The method also has the following characteristics: the time parameter of the IP address is the ratio of the time of the IP address accessing the dangerous url_pattern to the time of the IP address performing all access operation in a second preset time period;
and/or the number of the groups of groups,
and the page browsing parameter of the IP address is the ratio of the number of times the IP address accesses the dangerous url_pattern to the number of times the IP address performs all page browsing within a second preset time period.
The present invention provides a system for marking a sample, comprising: the acquisition unit is used for acquiring the page browsing quantity of each url_pattern in a first preset time period and the number of the IP addresses subjected to the de-duplication of the url_pattern;
the calculation unit is used for determining dangerous url_pattern according to the page browsing quantity corresponding to each url_pattern and the number of the IP addresses after duplication removal;
the acquiring unit is further configured to acquire a time parameter and a page browsing parameter for accessing the IP address of each dangerous url_pattern in a second preset time period;
the computing unit is further configured to determine an IP address where abnormal access occurs according to the time parameter and the page browsing parameter corresponding to each dangerous url_pattern;
and the marking unit is used for marking the IP address with abnormal access as a positive sample.
The system also has the following characteristics: the computing unit is further configured to compute an attacked parameter of each url_pattern according to the page browsing amount corresponding to each url_pattern and the number of IP addresses after duplication removal;
and determining the dangerous url_pattern according to the attacked parameters of the url_pattern.
The system also has the following characteristics: the calculating unit is further configured to calculate a ratio between the page browsing amount corresponding to the url_pattern and the number of IP addresses after de-duplication corresponding to the url_pattern, and use the ratio as an attacked parameter of the url_pattern.
The system also has the following characteristics: the computing unit is further configured to rank all the computed attacked parameters of the url_pattern according to a numerical order from large to small, and determine that the attacked parameters are ranked in the url_pattern of the first N number, as the dangerous url_pattern;
or alternatively, the process may be performed,
and the method is also used for determining the url_pattern corresponding to the attacked parameter value with the value larger than or equal to a first preset value as the dangerous url_pattern in all the calculated attacked parameters of the url_pattern.

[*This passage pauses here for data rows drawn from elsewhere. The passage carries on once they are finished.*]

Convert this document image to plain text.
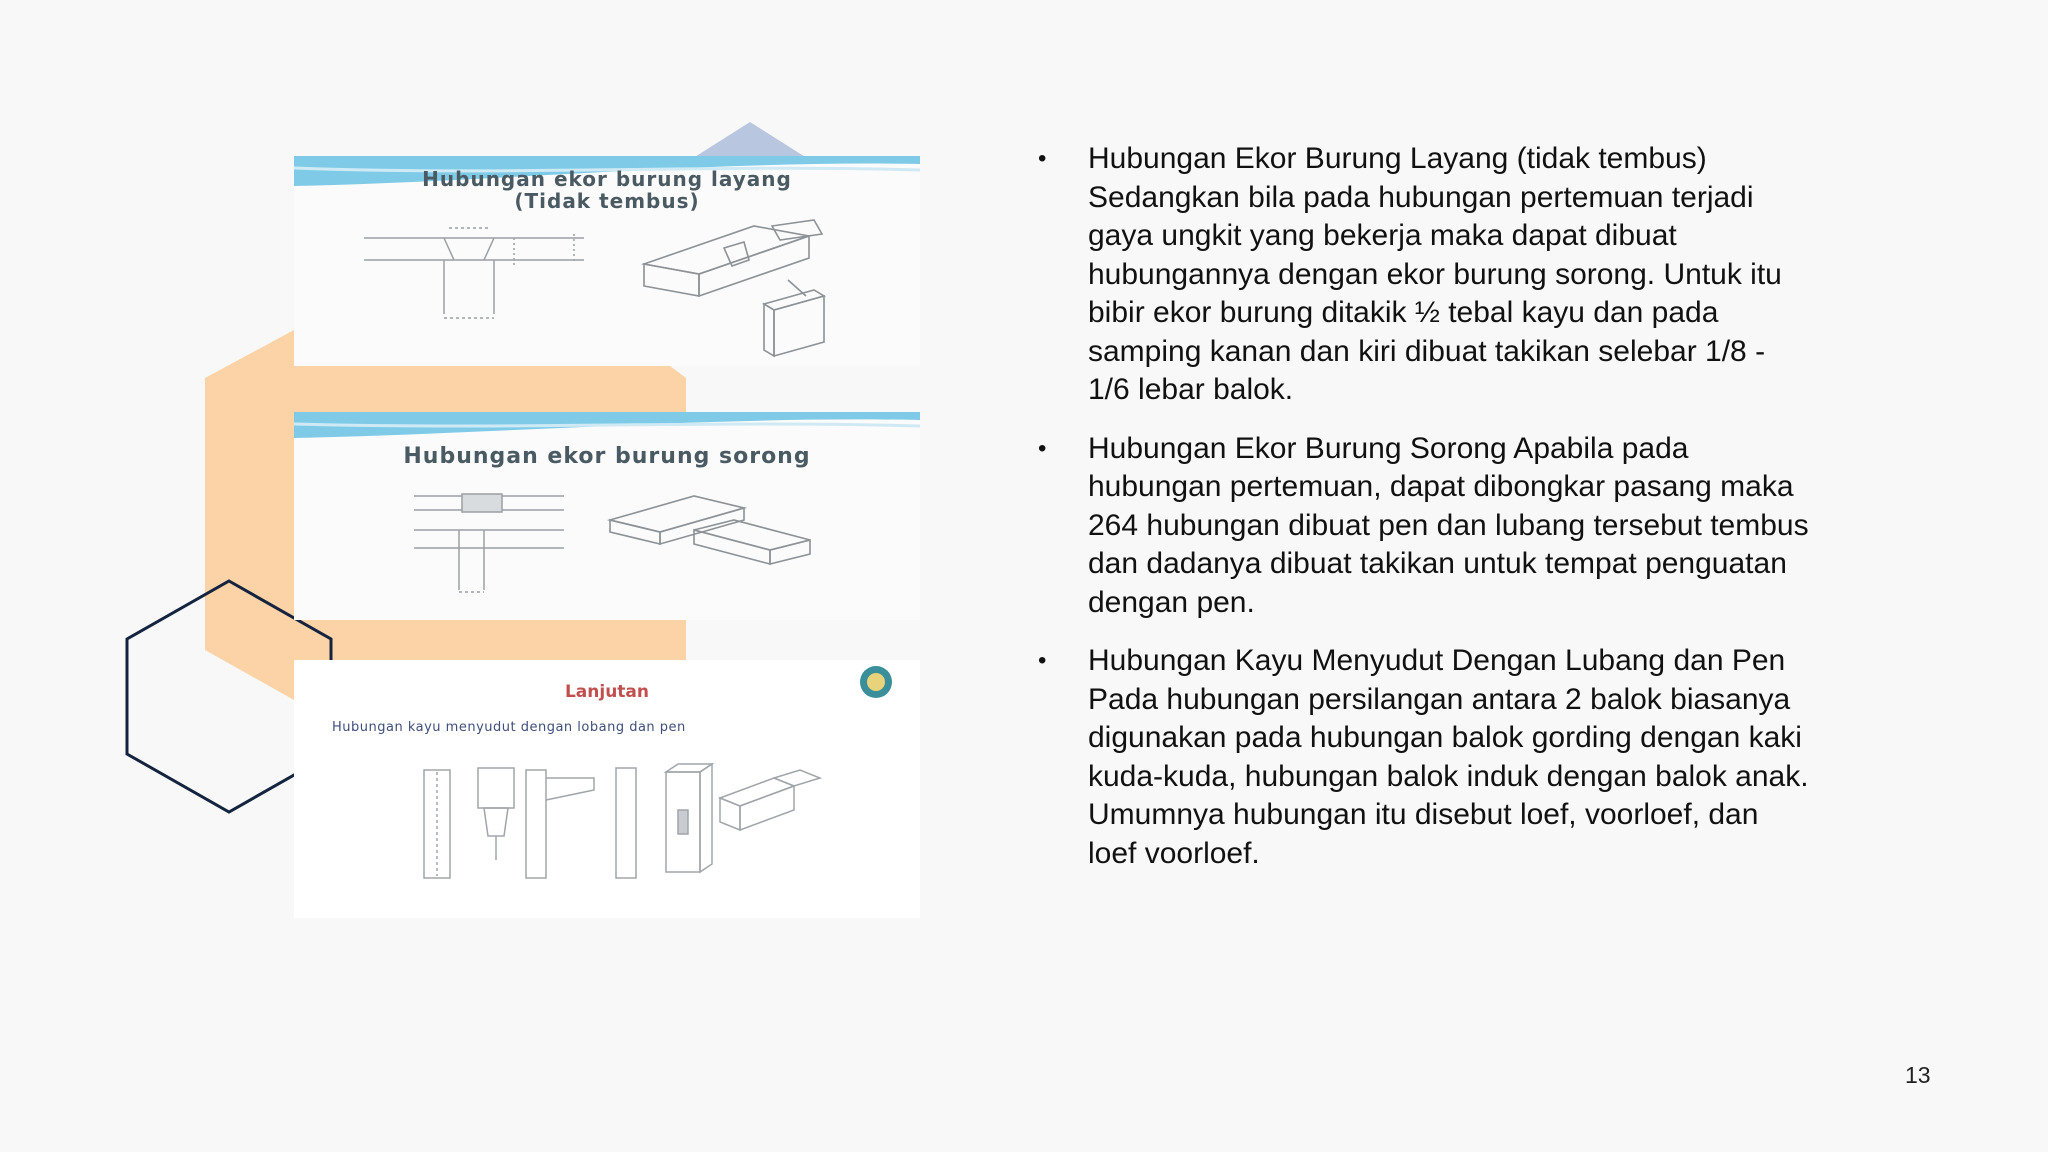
Hubungan ekor burung layang
(Tidak tembus)
Hubungan ekor burung sorong
Lanjutan
Hubungan kayu menyudut dengan lobang dan pen
• Hubungan Ekor Burung Layang (tidak tembus) Sedangkan bila pada hubungan pertemuan terjadi gaya ungkit yang bekerja maka dapat dibuat hubungannya dengan ekor burung sorong. Untuk itu bibir ekor burung ditakik ½ tebal kayu dan pada samping kanan dan kiri dibuat takikan selebar 1/8 - 1/6 lebar balok.
• Hubungan Ekor Burung Sorong Apabila pada hubungan pertemuan, dapat dibongkar pasang maka 264 hubungan dibuat pen dan lubang tersebut tembus dan dadanya dibuat takikan untuk tempat penguatan dengan pen.
• Hubungan Kayu Menyudut Dengan Lubang dan Pen Pada hubungan persilangan antara 2 balok biasanya digunakan pada hubungan balok gording dengan kaki kuda-kuda, hubungan balok induk dengan balok anak. Umumnya hubungan itu disebut loef, voorloef, dan loef voorloef.
13
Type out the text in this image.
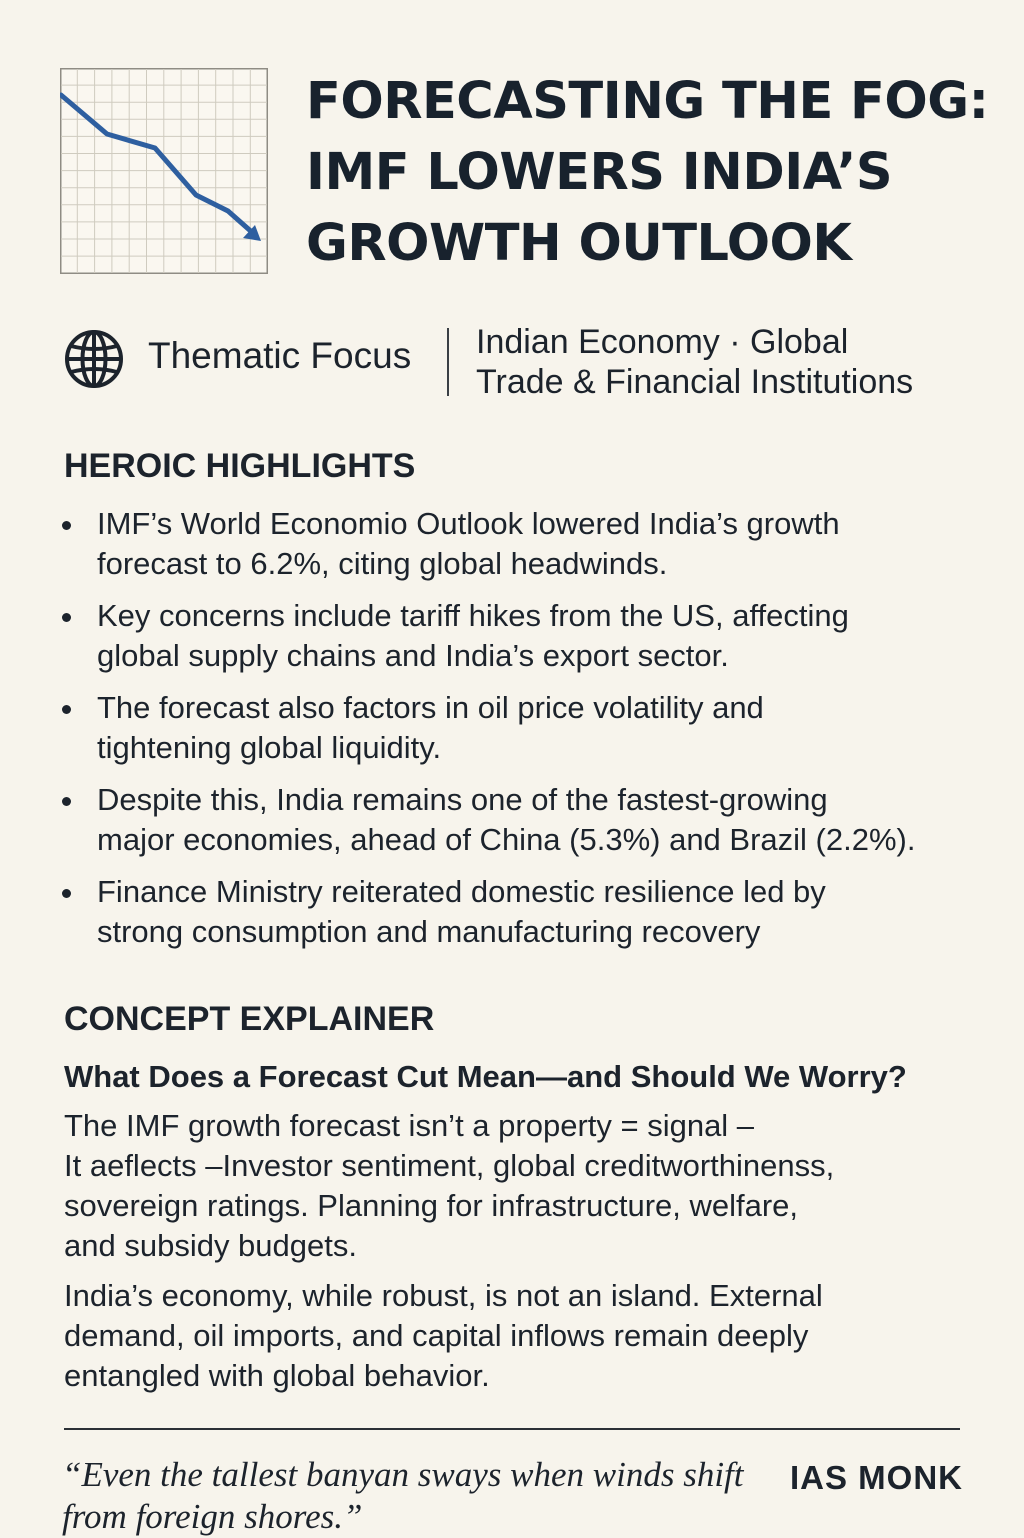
FORECASTING THE FOG:
IMF LOWERS INDIA’S
GROWTH OUTLOOK
Thematic Focus Indian Economy · Global
Trade & Financial Institutions
HEROIC HIGHLIGHTS
IMF’s World Economio Outlook lowered India’s growth
forecast to 6.2%, citing global headwinds.
Key concerns include tariff hikes from the US, affecting
global supply chains and India’s export sector.
The forecast also factors in oil price volatility and
tightening global liquidity.
Despite this, India remains one of the fastest-growing
major economies, ahead of China (5.3%) and Brazil (2.2%).
Finance Ministry reiterated domestic resilience led by
strong consumption and manufacturing recovery
CONCEPT EXPLAINER
What Does a Forecast Cut Mean—and Should We Worry?

The IMF growth forecast isn’t a property = signal –
It aeflects –Investor sentiment, global creditworthinenss,
sovereign ratings. Planning for infrastructure, welfare,
and subsidy budgets.

India’s economy, while robust, is not an island. External
demand, oil imports, and capital inflows remain deeply
entangled with global behavior.

“Even the tallest banyan sways when winds shift
from foreign shores.”
IAS MONK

The system also has the following characteristics: the computing unit is further configured to determine, as an IP address where abnormal access occurs, an IP address where the time parameter is greater than or equal to a second preset value and the page browsing parameter is greater than or equal to a third preset value.
The system also has the following characteristics: the time parameter of the IP address is the ratio of the time of the IP address accessing the dangerous url_pattern to the time of the IP address performing all access operation in a second preset time period;
and/or the number of the groups of groups,
and the page browsing parameter of the IP address is the ratio of the number of times the IP address accesses the dangerous url_pattern to the number of times the IP address performs all page browsing within a second preset time period.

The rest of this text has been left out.